Após mais de uma década de articulações entre municípios da Campanha e do sul do Estado, a rodovia Transcampesina deve avançar nos próximos dias com a assinatura do contrato para elaboração dos estudos técnicos do projeto. A futura obra está estimada em R$ 600 milhões.
Com 176 quilômetros de extensão previstos, a nova rodovia deve conectar municípios como Aceguá, Hulha Negra, Candiota, Pinheiro Machado, Pedras Altas e Herval às BRs-153 e 293, consideradas estratégicas para o escoamento da produção agropecuária até o Porto do Rio Grande, além da ligação com centros consumidores e a fronteira com o Uruguai.
Atualmente, a BR-293 conecta cidades da Campanha a Pelotas e à região portuária do sul do Estado, enquanto a BR-153 liga Aceguá a outras regiões do país e ao território uruguaio.
Para os primeiros avanços do projeto, já há R$ 15,5 milhões assegurados no Orçamento da União. Os recursos devem viabilizar a execução de um trecho inicial da obra.
Segundo o prefeito de Candiota e presidente do Consórcio Público Intermunicipal de Desenvolvimento Econômico, Social e Ambiental dos Municípios da Bacia do Rio Jaguarão (Cideja), Luiz Carlos Folador, a proposta busca melhorar a logística regional e ampliar as condições de permanência das famílias no campo.
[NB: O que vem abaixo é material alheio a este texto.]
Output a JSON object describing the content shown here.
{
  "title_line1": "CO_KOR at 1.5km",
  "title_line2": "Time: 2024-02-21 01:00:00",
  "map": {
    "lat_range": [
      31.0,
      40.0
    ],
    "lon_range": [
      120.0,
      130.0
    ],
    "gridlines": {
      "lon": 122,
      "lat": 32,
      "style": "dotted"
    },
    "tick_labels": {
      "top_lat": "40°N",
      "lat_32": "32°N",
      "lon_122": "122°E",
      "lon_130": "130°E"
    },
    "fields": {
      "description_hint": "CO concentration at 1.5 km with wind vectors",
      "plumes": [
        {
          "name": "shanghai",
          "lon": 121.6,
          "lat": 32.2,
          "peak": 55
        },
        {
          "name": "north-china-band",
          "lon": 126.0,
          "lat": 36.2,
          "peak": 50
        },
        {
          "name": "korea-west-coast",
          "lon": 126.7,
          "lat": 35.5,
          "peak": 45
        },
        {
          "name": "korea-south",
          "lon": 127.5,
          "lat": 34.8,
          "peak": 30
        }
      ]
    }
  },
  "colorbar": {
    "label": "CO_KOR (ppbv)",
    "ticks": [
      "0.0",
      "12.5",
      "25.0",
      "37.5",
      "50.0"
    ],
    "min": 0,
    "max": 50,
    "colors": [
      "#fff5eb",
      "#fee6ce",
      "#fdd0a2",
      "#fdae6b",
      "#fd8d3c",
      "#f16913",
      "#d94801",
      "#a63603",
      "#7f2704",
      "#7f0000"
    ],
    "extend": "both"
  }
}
— A rodovia será um tronco coletor das vias secundárias, atualmente não pavimentadas, que movimentará a produção regional de milhares de famílias de agricultores e centenas de iniciativas agroindustriais de baixo, médio e alto valor agregado — afirma.
Neste momento, o projeto está na fase de elaboração dos estudos técnicos, responsáveis por definir traçado, viabilidade e detalhes operacionais da futura rodovia. O contrato com o Fonplata, banco de desenvolvimento que financiará essa etapa, deve ser assinado nos próximos dias.
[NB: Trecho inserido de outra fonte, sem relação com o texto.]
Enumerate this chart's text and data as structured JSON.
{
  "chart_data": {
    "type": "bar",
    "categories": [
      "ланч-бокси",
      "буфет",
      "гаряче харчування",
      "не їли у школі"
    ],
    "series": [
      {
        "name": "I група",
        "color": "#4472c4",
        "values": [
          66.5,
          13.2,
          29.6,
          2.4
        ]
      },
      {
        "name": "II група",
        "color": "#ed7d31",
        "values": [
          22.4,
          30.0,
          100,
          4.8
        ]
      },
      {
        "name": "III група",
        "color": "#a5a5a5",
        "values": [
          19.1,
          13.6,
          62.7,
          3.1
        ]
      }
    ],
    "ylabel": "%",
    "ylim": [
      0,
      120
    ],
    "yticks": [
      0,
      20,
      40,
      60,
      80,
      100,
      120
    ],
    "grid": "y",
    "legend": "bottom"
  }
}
Os estudos serão conduzidos pela empresa Consenge Consultoria e Projetos de Engenharia, com prazo estimado de 90 dias para conclusão.
A expectativa é de que cerca de oito mil famílias sejam beneficiadas diretamente pela nova ligação rodoviária, incluindo pequenos, médios e grandes produtores rurais, além de comunidades quilombolas e assentamentos da reforma agrária.
De forma indireta, o impacto pode alcançar aproximadamente 100 mil pessoas em municípios da região sul, oeste e fronteira sudoeste do Estado.
Além da melhoria logística, a projeção é de fortalecimento de cadeias produtivas ligadas ao leite, sementes e agroindústrias, além da atração de novos empreendimentos voltados ao setor agropecuário.
— A rodovia deve estimular a ampliação da produção de leite in natura, da produção de sementes e da instalação de iniciativas industriais ligadas à vocação produtiva regional, além de ampliar serviços relacionados ao setor agropecuário e melhorar condições habitacionais — destaca Folador.
Durante a execução, a expectativa é de geração de empregos ligados diretamente às obras e às atividades econômicas impulsionadas pela nova infraestrutura.
— O projeto deve criar um canteiro de obras com potencial para gerar mais de uma centena de empregos diretos e indiretos, contribuindo para o desenvolvimento regional — conclui o prefeito.